Understand the Problem
The question is asking for the correct system of equations that represents the situation of a youth group visiting a museum, which involves calculating the prices of adult and student tickets based on given total costs for different groups.
Answer
A: $$ 3x + 2y = 102 $$ $$ 6x + 7y = 95 $$
Answer for screen readers
The correct system of equations representing the situation is:
- ( 3x + 6y = 102 )
- ( 2x + 7y = 95 )
So, the answer is A:
$$ 3x + 2y = 102 $$
$$ 6x + 7y = 95 $$
Steps to Solve
-
Identify variables and set up the equations
Let $x$ be the price of an adult ticket and $y$ be the price of a student ticket.
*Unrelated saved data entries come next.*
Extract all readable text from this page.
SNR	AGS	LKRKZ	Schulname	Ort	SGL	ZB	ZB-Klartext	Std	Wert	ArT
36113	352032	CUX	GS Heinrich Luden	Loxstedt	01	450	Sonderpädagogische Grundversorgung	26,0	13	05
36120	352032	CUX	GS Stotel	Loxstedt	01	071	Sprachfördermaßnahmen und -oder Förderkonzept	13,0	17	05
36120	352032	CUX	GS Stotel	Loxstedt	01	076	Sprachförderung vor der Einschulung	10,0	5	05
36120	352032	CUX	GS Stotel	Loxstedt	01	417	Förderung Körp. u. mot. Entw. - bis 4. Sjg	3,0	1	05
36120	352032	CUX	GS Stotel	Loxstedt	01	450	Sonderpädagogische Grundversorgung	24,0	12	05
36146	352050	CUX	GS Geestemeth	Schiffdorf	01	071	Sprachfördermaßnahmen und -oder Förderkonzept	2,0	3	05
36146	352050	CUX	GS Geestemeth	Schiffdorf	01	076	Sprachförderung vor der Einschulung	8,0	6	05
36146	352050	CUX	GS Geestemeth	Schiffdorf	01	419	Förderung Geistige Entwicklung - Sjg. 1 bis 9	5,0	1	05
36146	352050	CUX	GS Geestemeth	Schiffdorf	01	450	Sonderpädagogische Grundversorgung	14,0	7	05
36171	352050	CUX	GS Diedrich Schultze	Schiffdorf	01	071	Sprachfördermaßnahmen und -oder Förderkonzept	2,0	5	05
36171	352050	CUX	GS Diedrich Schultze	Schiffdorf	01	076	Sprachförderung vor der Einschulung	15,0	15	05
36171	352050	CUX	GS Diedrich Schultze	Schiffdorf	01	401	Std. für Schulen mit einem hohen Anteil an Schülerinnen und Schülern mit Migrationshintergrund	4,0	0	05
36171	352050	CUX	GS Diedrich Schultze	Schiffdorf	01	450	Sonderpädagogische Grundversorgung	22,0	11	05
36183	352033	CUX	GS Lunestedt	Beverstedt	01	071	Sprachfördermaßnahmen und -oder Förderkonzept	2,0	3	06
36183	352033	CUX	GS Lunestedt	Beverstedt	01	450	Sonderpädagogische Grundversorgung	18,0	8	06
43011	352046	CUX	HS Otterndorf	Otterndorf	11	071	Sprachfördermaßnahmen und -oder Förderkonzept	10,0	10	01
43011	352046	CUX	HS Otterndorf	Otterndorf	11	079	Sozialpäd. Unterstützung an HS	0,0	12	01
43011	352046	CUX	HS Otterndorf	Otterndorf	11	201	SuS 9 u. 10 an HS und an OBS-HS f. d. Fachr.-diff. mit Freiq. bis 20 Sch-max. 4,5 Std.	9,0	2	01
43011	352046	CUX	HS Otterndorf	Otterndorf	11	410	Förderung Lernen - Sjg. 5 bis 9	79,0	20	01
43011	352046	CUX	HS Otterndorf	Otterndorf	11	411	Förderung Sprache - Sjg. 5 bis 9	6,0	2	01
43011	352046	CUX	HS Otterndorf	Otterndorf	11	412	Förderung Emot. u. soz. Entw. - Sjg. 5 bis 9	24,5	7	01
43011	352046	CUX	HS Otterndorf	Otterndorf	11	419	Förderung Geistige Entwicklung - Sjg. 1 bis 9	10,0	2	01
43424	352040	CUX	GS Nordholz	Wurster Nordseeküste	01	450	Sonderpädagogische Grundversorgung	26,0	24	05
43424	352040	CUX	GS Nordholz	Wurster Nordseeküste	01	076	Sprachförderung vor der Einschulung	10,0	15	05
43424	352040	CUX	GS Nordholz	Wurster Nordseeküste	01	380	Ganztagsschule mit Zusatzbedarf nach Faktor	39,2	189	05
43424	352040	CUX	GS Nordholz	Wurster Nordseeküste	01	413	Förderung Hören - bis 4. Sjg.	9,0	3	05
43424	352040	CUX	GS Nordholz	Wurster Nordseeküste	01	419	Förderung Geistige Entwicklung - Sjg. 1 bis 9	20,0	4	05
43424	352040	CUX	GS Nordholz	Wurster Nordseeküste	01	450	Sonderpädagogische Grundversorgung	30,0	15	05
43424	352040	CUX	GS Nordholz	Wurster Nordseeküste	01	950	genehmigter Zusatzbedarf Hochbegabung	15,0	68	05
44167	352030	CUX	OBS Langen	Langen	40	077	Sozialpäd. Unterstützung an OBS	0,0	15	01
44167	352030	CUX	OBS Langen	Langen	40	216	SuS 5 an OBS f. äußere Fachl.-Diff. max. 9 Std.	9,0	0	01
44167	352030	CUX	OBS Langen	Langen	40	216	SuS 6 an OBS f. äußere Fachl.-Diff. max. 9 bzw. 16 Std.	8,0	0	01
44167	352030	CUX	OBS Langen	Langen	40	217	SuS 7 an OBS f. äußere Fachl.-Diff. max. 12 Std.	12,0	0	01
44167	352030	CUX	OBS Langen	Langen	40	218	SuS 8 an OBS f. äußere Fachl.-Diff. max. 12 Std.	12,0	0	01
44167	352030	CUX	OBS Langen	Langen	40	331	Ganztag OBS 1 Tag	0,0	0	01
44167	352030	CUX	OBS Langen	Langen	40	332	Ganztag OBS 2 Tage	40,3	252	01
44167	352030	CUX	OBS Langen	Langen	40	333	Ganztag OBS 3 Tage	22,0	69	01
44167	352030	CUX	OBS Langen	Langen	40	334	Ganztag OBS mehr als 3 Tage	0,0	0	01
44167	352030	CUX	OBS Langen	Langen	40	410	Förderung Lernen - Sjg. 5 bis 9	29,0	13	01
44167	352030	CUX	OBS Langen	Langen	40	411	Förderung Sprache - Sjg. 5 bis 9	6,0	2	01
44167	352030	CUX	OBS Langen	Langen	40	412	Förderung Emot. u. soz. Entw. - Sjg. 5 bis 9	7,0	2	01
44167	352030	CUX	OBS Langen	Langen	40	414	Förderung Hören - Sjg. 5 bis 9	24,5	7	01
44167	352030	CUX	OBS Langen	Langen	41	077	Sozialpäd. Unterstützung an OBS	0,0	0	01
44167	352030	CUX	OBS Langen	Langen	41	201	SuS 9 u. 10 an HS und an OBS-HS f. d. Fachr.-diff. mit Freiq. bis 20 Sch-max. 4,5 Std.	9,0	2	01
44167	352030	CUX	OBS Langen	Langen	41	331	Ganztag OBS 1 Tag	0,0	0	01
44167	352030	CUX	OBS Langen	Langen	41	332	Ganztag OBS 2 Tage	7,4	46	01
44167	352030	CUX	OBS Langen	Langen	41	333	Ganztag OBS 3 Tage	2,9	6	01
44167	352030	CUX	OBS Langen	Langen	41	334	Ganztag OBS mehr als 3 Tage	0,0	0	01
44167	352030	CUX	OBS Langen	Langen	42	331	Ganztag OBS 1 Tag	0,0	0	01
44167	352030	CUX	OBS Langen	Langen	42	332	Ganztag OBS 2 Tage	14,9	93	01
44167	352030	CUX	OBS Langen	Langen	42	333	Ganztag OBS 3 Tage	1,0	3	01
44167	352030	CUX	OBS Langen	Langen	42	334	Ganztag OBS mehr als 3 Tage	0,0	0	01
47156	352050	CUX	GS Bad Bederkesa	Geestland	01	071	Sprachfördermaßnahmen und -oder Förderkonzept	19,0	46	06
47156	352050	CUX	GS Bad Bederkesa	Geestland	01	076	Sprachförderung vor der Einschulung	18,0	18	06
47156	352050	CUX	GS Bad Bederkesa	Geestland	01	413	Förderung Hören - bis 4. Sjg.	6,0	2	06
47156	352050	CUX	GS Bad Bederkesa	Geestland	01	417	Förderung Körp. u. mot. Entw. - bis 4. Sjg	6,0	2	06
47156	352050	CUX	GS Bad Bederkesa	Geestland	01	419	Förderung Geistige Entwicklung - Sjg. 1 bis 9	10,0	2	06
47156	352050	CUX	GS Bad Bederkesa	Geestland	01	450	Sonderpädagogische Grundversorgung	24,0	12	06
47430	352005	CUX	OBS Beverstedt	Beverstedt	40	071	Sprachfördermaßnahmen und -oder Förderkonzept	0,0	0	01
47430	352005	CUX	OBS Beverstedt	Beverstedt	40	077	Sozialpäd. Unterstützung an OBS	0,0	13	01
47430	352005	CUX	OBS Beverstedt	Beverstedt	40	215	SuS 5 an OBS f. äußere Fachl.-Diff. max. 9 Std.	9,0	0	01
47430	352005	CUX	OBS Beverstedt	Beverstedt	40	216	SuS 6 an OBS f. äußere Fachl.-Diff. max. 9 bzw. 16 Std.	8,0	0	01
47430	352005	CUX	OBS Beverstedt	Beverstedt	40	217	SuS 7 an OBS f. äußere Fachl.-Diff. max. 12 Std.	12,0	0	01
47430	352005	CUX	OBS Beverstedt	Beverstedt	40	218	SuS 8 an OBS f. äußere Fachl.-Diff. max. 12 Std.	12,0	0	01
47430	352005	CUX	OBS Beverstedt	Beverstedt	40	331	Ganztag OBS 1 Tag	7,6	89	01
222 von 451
The problem states two scenarios with specific totals. -
Construct the first equation
For the first scenario, three adults and six students paid $102:
$$ 3x + 6y = 102 $$ -
Construct the second equation
For the second scenario, two adults and seven students paid $95:
$$ 2x + 7y = 95 $$ -
Simplifying the equations
From the first equation, we can divide all terms by 3 to simplify: $$ x + 2y = 34 $$
From the second equation, divide all terms by 2 to simplify further: $$ x + \frac{7}{2}y = 47.5 $$
The correct system of equations representing the situation is:
- ( 3x + 6y = 102 )
- ( 2x + 7y = 95 )
So, the answer is A:
$$ 3x + 2y = 102 $$
$$ 6x + 7y = 95 $$
More Information
This problem requires formulating systems of equations based on real-world scenarios involving ticket prices, which is a common application of algebra in word problems.
Tips
- Mislabeling the variables, such as confusing adult and student ticket prices.
- Incorrectly setting up the equations when reading the problem, which can lead to wrong total amounts.
- Forgetting to simplify equations properly when trying to work with them.